LouisK130/IFCB-Annotate

Bin dates and bin sorting in the annotation tool

Closed this issue · 18 comments

In the case where I load files from a large time range, the files come into the tool sorted in alphabetical order. This is not ideal, because if I get interrupted and want to restart, I cannot just select a shorter time range as I will see all of the "D" files again. It would be much more convenient to have the bins sorted by time of when they were created. Matlab scripts already exist to parse times from file names, but the times are not part of the annotation data base. We have recently found other reasons to need times associated with the bins as well.

At the moment, I have a bin that is crashing on a bad stitch. There isn't a streamlined way to just start on the next bin and continue. I am on bin 300+/1912 bins.....

A feature that could help work around some of this would be to have the ability to "jump to" a different set of 10 bins. That would be extremely helpful.

Here is an SQL function that parses the bin ID timestamp.

create function bin_timestamp(bin text)
returns timestamp with time zone as $$
begin
set time zone UTC;

if left(bin, 1) = 'I' then
    return to_timestamp(substring(bin from 7 for 15), 'YYYY_DDD_HH24MISS');
else
    return to_timestamp(substring(bin from 2 for 8) || substring(bin from 11 for 6), 'YYYYMMDDHH24MISS');
end if;

end;
$$ language plpgsql;

this could be used to populate a timestamp column in the database

I believe the bins are currently sorted however they come out of the dashbaord API, as I don't do anything to them. Is the issue only when the range includes bins of each of the 2 different naming formats?

There are sort of three different naming formats:
IFCB1...
IFCB5...
D...

And yes, that is the issue.

Another example of needing dates is that we want to export some pngs randomly from all of the years of data.
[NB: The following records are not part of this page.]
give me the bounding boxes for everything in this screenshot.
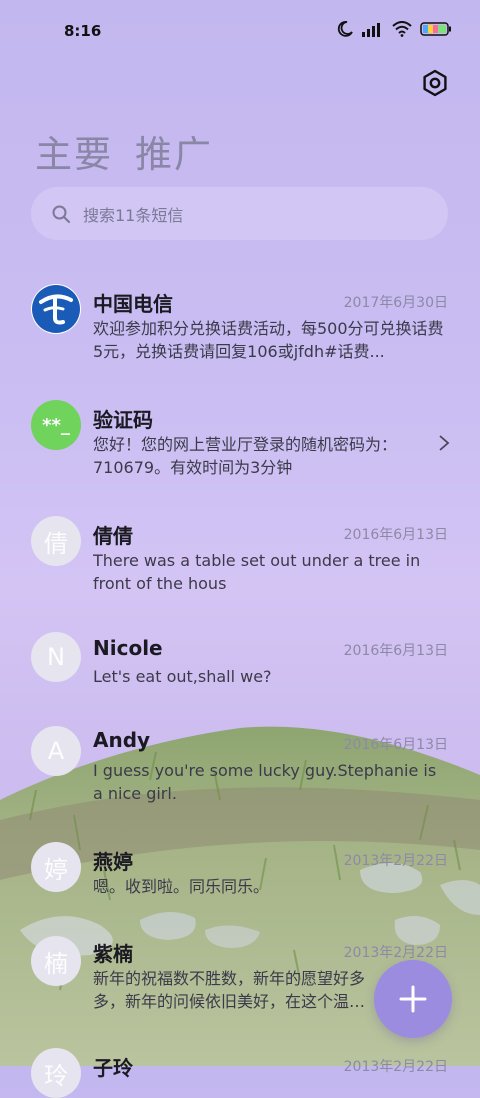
telecom-logo-icon: [32, 285, 80, 333]
search-placeholder: 搜索11条短信: [83, 205, 184, 225]
search-icon: [52, 205, 70, 223]
message-preview: 您好！您的网上营业厅登录的随机密码为：710679。有效时间为3分钟: [93, 435, 398, 477]
chevron-right-icon: [439, 435, 450, 451]
search-bar[interactable]: 搜索11条短信: [31, 187, 448, 240]
new-message-button[interactable]: [374, 960, 452, 1038]
message-date: 2013年2月22日: [343, 853, 448, 869]
message-date: 2016年6月13日: [343, 737, 448, 753]
sender-name: 子玲: [93, 1056, 133, 1080]
sender-name: 紫楠: [93, 942, 133, 966]
sender-name: 燕婷: [93, 850, 133, 874]
signal-icon: [362, 23, 380, 37]
message-date: 2013年2月22日: [343, 1059, 448, 1075]
tab-primary[interactable]: 主要: [35, 124, 113, 178]
message-preview: 欢迎参加积分兑换话费活动，每500分可兑换话费5元，兑换话费请回复106或jfd…: [93, 319, 444, 361]
message-preview: Let's eat out,shall we?: [93, 667, 272, 686]
tab-bar: 主要 推广: [35, 124, 213, 178]
plus-icon: [399, 985, 427, 1013]
avatar: 玲: [31, 1048, 81, 1098]
sender-name: Nicole: [93, 636, 163, 660]
moon-icon: [337, 21, 353, 37]
message-preview: I guess you're some lucky guy.Stephanie …: [93, 761, 437, 803]
sender-name: 中国电信: [93, 292, 173, 316]
wifi-icon: [392, 21, 412, 37]
avatar: [31, 284, 81, 334]
message-date: 2016年6月13日: [343, 527, 448, 543]
avatar: 楠: [31, 936, 81, 986]
avatar: 婷: [31, 842, 81, 892]
avatar: N: [31, 632, 81, 682]
message-preview: 新年的祝福数不胜数，新年的愿望好多多，新年的问候依旧美好，在这个温馨的: [93, 969, 366, 1011]
settings-button[interactable]: [420, 68, 450, 98]
status-icons: [336, 20, 452, 38]
status-time: 8:16: [64, 22, 102, 40]
avatar: 倩: [31, 516, 81, 566]
message-preview: There was a table set out under a tree i…: [93, 551, 421, 593]
message-date: 2016年6月13日: [343, 643, 448, 659]
settings-icon: [423, 69, 447, 97]
avatar: **_: [31, 400, 81, 450]
message-date: 2013年2月22日: [343, 945, 448, 961]
status-bar: 8:16: [0, 0, 480, 62]
message-preview: 嗯。收到啦。同乐同乐。: [93, 877, 270, 896]
sender-name: 倩倩: [93, 524, 133, 548]
message-date: 2017年6月30日: [343, 295, 448, 311]
battery-icon: [420, 22, 451, 36]
sender-name: Andy: [93, 728, 151, 752]
tab-promotions[interactable]: 推广: [135, 124, 213, 178]
sender-name: 验证码: [93, 408, 153, 432]
avatar: A: [31, 726, 81, 776]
But, if the bins don't know what year they are from, that is not straight forward.

I just confirmed that the dashboard feed API returns bins in time order.

For example in this output the I bins come before the D bins

https://ifcb-data.whoi.edu/mvco/api/feed/temperature/start/2018-01-10/end/2018-01-23

@eepeacock Can you give me a time range you're experiencing this issue with? I'm not able to reproduce it. If I search January 10 2018 through January 23 2018, the bins appear in time order just as in the API link Joe sent.
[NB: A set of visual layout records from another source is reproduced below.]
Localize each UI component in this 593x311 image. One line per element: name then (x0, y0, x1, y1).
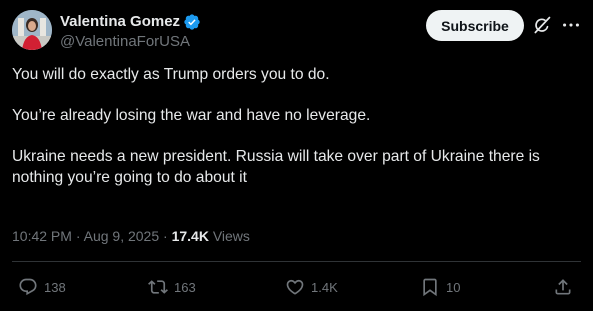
tweet-time[interactable]: 10:42 PM (12, 228, 72, 244)
like-button[interactable]: 1.4K (285, 276, 338, 298)
subscribe-button[interactable]: Subscribe (426, 10, 524, 41)
tweet-paragraph: You’re already losing the war and have n… (12, 107, 371, 124)
meta-separator: · (159, 228, 172, 244)
repost-button[interactable]: 163 (148, 276, 196, 298)
more-icon[interactable] (560, 14, 582, 36)
views-label: Views (212, 228, 250, 244)
meta-separator: · (71, 228, 84, 244)
reply-icon (19, 278, 37, 296)
share-button[interactable] (553, 276, 573, 298)
tweet-text: You will do exactly as Trump orders you … (12, 64, 584, 188)
divider (12, 261, 581, 262)
tweet-meta: 10:42 PM · Aug 9, 2025 · 17.4K Views (12, 226, 250, 246)
tweet-date[interactable]: Aug 9, 2025 (84, 228, 160, 244)
reply-count: 138 (44, 279, 66, 295)
bookmark-button[interactable]: 10 (420, 276, 460, 298)
bookmark-count: 10 (446, 279, 461, 295)
avatar[interactable] (12, 10, 52, 50)
tweet-paragraph: Ukraine needs a new president. Russia wi… (12, 148, 540, 186)
views-count: 17.4K (171, 228, 209, 244)
verified-badge-icon[interactable] (183, 13, 201, 31)
heart-icon (286, 279, 304, 295)
like-count: 1.4K (311, 279, 338, 295)
bookmark-icon (423, 278, 437, 297)
repost-icon (148, 280, 168, 294)
tweet: Valentina Gomez @ValentinaForUSA Subscri… (0, 0, 593, 311)
tweet-paragraph: You will do exactly as Trump orders you … (12, 66, 330, 83)
reply-button[interactable]: 138 (18, 276, 66, 298)
author-block: Valentina Gomez @ValentinaForUSA (60, 12, 201, 52)
grok-icon[interactable] (532, 15, 552, 35)
avatar-image (12, 10, 52, 50)
display-name-row: Valentina Gomez (60, 12, 201, 31)
author-handle[interactable]: @ValentinaForUSA (60, 32, 201, 52)
repost-count: 163 (174, 279, 196, 295)
share-icon (555, 279, 571, 295)
display-name[interactable]: Valentina Gomez (60, 12, 180, 31)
The whole time series. For example: 1 June 2006- 9 March 2019. Then choose a case of a certain class, to weed out bins without existing annotations (for example, Chaetoceros).
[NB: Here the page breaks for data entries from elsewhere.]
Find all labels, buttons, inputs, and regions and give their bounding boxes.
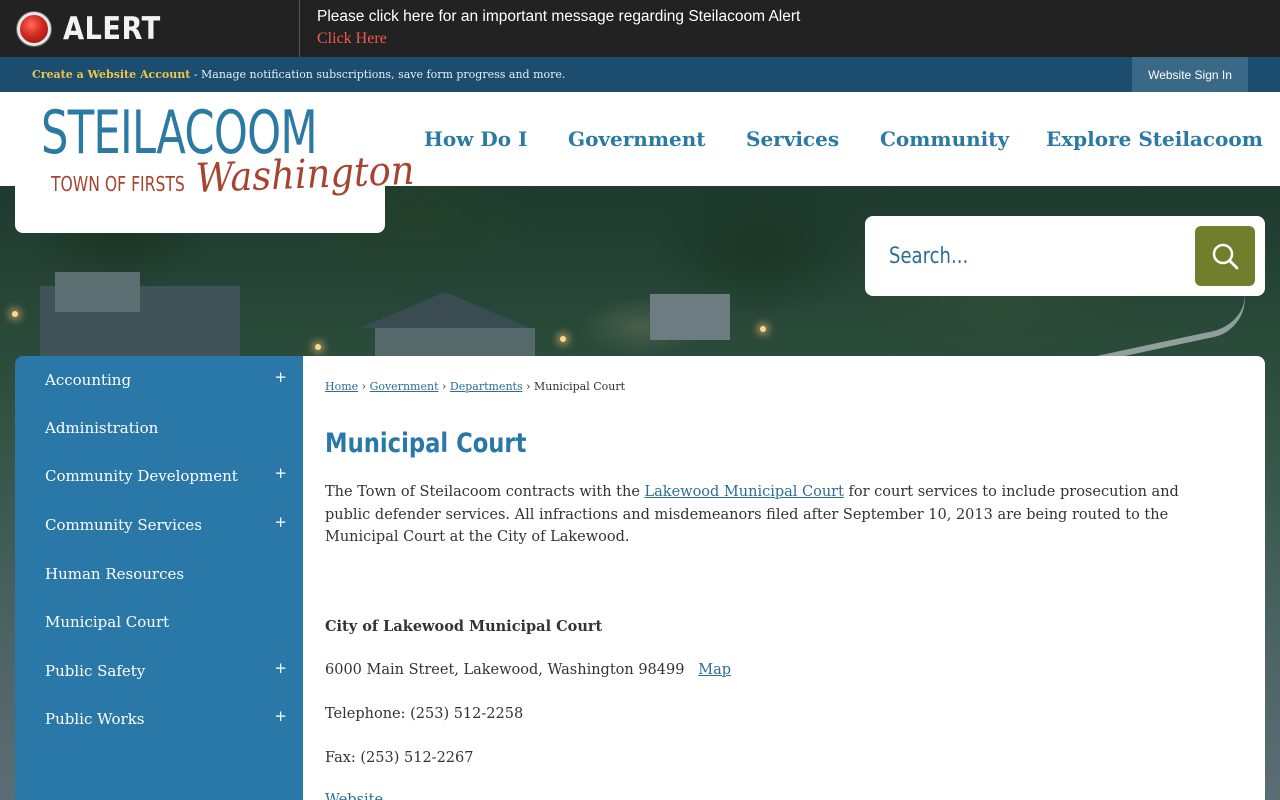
- sidebar-item-community-development[interactable]: Community Development +: [15, 452, 303, 500]
- court-fax: Fax: (253) 512-2267: [325, 750, 474, 766]
- sidebar-item-public-works[interactable]: Public Works +: [15, 695, 303, 743]
- nav-community[interactable]: Community: [880, 127, 1009, 151]
- alert-badge[interactable]: ALERT: [0, 0, 300, 57]
- breadcrumb-government[interactable]: Government: [370, 380, 439, 393]
- expand-plus-icon[interactable]: +: [274, 513, 287, 531]
- expand-plus-icon[interactable]: +: [274, 368, 287, 386]
- breadcrumb-separator: ›: [526, 380, 531, 393]
- house-roof-shape: [360, 292, 530, 328]
- court-address: 6000 Main Street, Lakewood, Washington 9…: [325, 662, 731, 678]
- search-box: [865, 216, 1265, 296]
- sidebar-item-public-safety[interactable]: Public Safety +: [15, 647, 303, 695]
- court-telephone: Telephone: (253) 512-2258: [325, 706, 524, 722]
- breadcrumb-departments[interactable]: Departments: [450, 380, 523, 393]
- street-light: [760, 326, 766, 332]
- intro-text-before: The Town of Steilacoom contracts with th…: [325, 484, 645, 500]
- sign-in-button[interactable]: Website Sign In: [1132, 57, 1248, 92]
- breadcrumb-current: Municipal Court: [534, 380, 626, 393]
- breadcrumb-home[interactable]: Home: [325, 380, 358, 393]
- street-light: [12, 311, 18, 317]
- account-bar: Create a Website Account - Manage notifi…: [0, 57, 1280, 92]
- alert-message-area: Please click here for an important messa…: [300, 0, 800, 57]
- sidebar-item-label: Public Safety: [45, 662, 146, 680]
- logo-script-text: Washington: [195, 147, 416, 202]
- account-text: Create a Website Account - Manage notifi…: [0, 68, 565, 81]
- address-text: 6000 Main Street, Lakewood, Washington 9…: [325, 662, 685, 678]
- alert-bar: ALERT Please click here for an important…: [0, 0, 1280, 57]
- sidebar-item-label: Community Development: [45, 467, 238, 485]
- alert-message[interactable]: Please click here for an important messa…: [317, 8, 800, 26]
- alert-click-here-link[interactable]: Click Here: [317, 26, 387, 52]
- sidebar-item-label: Municipal Court: [45, 613, 170, 631]
- sidebar-item-human-resources[interactable]: Human Resources: [15, 550, 303, 598]
- sidebar-item-accounting[interactable]: Accounting +: [15, 356, 303, 404]
- breadcrumb-separator: ›: [441, 380, 447, 393]
- page-title: Municipal Court: [325, 428, 527, 459]
- breadcrumb-separator: ›: [361, 380, 367, 393]
- logo-tagline: TOWN OF FIRSTS: [51, 172, 185, 196]
- expand-plus-icon[interactable]: +: [274, 659, 287, 677]
- search-input[interactable]: [889, 234, 1127, 278]
- expand-plus-icon[interactable]: +: [274, 707, 287, 725]
- sidebar-item-municipal-court[interactable]: Municipal Court: [15, 598, 303, 646]
- nav-explore-steilacoom[interactable]: Explore Steilacoom: [1046, 127, 1263, 151]
- expand-plus-icon[interactable]: +: [274, 464, 287, 482]
- map-link[interactable]: Map: [698, 662, 731, 678]
- sidebar-item-community-services[interactable]: Community Services +: [15, 501, 303, 549]
- search-icon: [1212, 243, 1239, 270]
- website-link[interactable]: Website: [325, 792, 383, 800]
- street-light: [315, 344, 321, 350]
- sidebar-nav: Accounting + Administration Community De…: [15, 356, 303, 800]
- sidebar-item-label: Human Resources: [45, 565, 185, 583]
- house-shape: [55, 272, 140, 312]
- logo[interactable]: STEILACOOM TOWN OF FIRSTS Washington: [15, 92, 415, 233]
- lakewood-court-link[interactable]: Lakewood Municipal Court: [645, 484, 844, 500]
- sidebar-item-label: Community Services: [45, 516, 202, 534]
- sidebar-item-administration[interactable]: Administration: [15, 404, 303, 452]
- search-button[interactable]: [1195, 226, 1255, 286]
- sidebar-item-label: Administration: [45, 419, 159, 437]
- nav-services[interactable]: Services: [746, 127, 839, 151]
- sidebar-item-label: Public Works: [45, 710, 145, 728]
- nav-government[interactable]: Government: [568, 127, 706, 151]
- alert-icon: [17, 11, 51, 46]
- house-shape: [650, 294, 730, 340]
- court-name: City of Lakewood Municipal Court: [325, 618, 603, 635]
- street-light: [560, 336, 566, 342]
- account-description: - Manage notification subscriptions, sav…: [190, 68, 566, 81]
- breadcrumb: Home › Government › Departments › Munici…: [325, 380, 625, 393]
- main-content: Home › Government › Departments › Munici…: [303, 356, 1265, 800]
- intro-paragraph: The Town of Steilacoom contracts with th…: [325, 481, 1225, 549]
- nav-how-do-i[interactable]: How Do I: [424, 127, 527, 151]
- sidebar-item-label: Accounting: [45, 371, 132, 389]
- create-account-link[interactable]: Create a Website Account: [32, 68, 190, 81]
- alert-label: ALERT: [63, 10, 161, 47]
I don't think 2018 has an I files. Try all of 2017, taxa Chaetoceros:
image

2018 does have I files. For example

https://ifcb-data.whoi.edu/mvco/IFCB5_2018_010_163444.html

for all of 2017, the bins come back from my API in time order.

https://ifcb-data.whoi.edu/mvco/api/feed/temperature/start/2017-01-01/end/2018-01-01

BTW doing a time range query for the entire MVCO time series takes a long time, which will slow down the annotation tool, and it returns a 28MB JSON file containing information for 252k bins.

Perhaps searching by class is the issue?

I would love to have a way to search by type of annotation done etc, and not query the whole time series, but that is a whole separate development project... of tracking what is completed on each bin!
I think adding the view could be the issue.

Yup, the view selection is the source of the issue. I'll push a fix.

thank you!

Should be resolved. Can you confirm?

Joe, let me know when to try.

ready to go.

That did work for this use case.
I suppose for the current batch I was on, I still need to start back at the beginning, but after that, I will be in a better position. Thank you!